Clutter and confusion are not attributes of information, they are failures of design - E.Tufte

### Tufte’s Integrity Principles:

• Show data variation, not design variation
• Clear, detailed, and through labeling and approriate scales
• Size of the graphcis effect should be directly proportinal to the numerical quantities

### Tufte’s Design Principles:

• Maximize data-ink ratio
• Avoid chart junk
• Increase data density
• Layering of information

## Lec.3 Data Models & Visual Variables

### Data Types:

• Nominal(Categorical)
• Are = or $\neq$ to other values
• Ordinal
• Obey a < relationship
• Quantitative
• Can do arithmetic on them
• Interval (no “true zero”): dates, location. Cannot compare directly. Only differences can be compared.
• Ratio (zero fixed): Origin is meaningful, can measure ratios & proportions.

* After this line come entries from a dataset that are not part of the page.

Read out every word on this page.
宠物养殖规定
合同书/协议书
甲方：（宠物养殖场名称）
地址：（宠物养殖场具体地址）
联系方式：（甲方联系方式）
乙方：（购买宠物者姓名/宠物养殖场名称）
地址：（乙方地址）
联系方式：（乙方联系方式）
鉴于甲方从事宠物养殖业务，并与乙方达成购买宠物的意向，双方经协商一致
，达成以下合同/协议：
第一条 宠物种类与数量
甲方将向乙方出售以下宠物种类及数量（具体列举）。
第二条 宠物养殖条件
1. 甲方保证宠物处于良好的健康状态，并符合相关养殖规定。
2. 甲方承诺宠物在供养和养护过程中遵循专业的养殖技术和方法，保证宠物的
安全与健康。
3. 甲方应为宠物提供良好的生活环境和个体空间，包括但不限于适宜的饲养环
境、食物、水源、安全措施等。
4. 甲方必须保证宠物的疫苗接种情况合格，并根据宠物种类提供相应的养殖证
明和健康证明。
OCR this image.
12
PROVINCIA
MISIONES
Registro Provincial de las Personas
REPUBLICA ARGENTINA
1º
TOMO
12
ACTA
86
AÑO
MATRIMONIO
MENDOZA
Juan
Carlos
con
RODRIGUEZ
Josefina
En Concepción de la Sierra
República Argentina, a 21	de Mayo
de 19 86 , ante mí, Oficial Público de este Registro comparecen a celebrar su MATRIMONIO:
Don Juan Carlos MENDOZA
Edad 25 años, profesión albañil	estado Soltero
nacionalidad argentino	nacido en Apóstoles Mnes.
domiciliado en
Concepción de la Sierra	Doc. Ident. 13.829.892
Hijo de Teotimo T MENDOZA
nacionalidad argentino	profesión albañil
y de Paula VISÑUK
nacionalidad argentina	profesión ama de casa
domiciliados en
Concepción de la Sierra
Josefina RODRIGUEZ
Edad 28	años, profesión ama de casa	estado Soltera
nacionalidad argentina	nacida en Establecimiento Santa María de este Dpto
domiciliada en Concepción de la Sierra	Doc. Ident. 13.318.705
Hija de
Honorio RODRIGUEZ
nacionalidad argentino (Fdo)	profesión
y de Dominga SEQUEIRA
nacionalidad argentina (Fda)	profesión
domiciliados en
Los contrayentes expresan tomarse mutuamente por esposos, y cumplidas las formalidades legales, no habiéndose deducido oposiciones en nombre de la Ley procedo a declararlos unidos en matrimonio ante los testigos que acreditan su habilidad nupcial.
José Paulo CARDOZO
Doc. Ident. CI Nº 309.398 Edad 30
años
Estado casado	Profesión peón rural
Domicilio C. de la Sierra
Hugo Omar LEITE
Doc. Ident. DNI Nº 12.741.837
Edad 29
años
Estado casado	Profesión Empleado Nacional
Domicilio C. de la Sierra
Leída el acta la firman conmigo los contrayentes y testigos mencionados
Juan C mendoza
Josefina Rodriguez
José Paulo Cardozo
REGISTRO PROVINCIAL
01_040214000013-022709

### Data vs. Conceptual Model:

• Data Model: Low-level description of the data(1D floats, 3D vector of floats)
• Conceptual Model: Mental construction(temperature, space)

### Bertin’s Visual Variables:

Objectives: Points, Lines, Areas

Channels: Position, Size, (Grey)Value, Texture, Color, Orientation, Shape

• Points: Strongest visual variable; Suitable for all data types
• Sometimes not available
• Cluttering
• Size & Length: Good visual variable; Easy to see whether one is bigger; Grouping works
• Good for aligned bars
• OK for changes in length
• Bad for changes in area
• Shape: Great to recognize many classes
• No grouping, ordering
• Value: Good for quantitative data when length & size are used; Supports grouping; Is preattentive if sufficiently different
• Not very many shades recognizable
• Color: Good for qualitative data; Is preattentive if sufficiently different
• Limited number of classes
• Not good for quantitative data
• Lots of pitfalls! Be careful!

### Characteristics of Visual Variables:

• Selective: Is a mark distinct from other marks?
• Associative: Does it supporting grouping?
• Quantitative: Can we quantify the difference between two marks?
• Order: Can we see a change in order?
• Length: How many unique marks can we make?

## Lec.4 Interaction

### The Shneiderman Mantra: Overview first, zoom and filter, and details on demand.

• Focus + Context
• Filtering
• Zooming
• Animation

TBD

## Lec.6 Data Visualization Process & Graphs

• Target
• Choose a specific domain
• Define research question(s)
• Find & clean the data
• Translate (What? 80%)
• Exploratory data analysis
• Transform & summarize data
• Design (How? 20%)
• Design visual encodings
• Sketch many ideas!
• Implement
• Use code “sketches”
• Define data structures
• Find efficient algorithms
• Validate
• Is the visualization effective?
• Does it support the tasks?
• Does it provide new insights?

Comparisions: Bar Chart, Waterfall Chart, Dot Plots

Bar Chart vs. Line Chart: Line implies trend. Do not use for categorical data.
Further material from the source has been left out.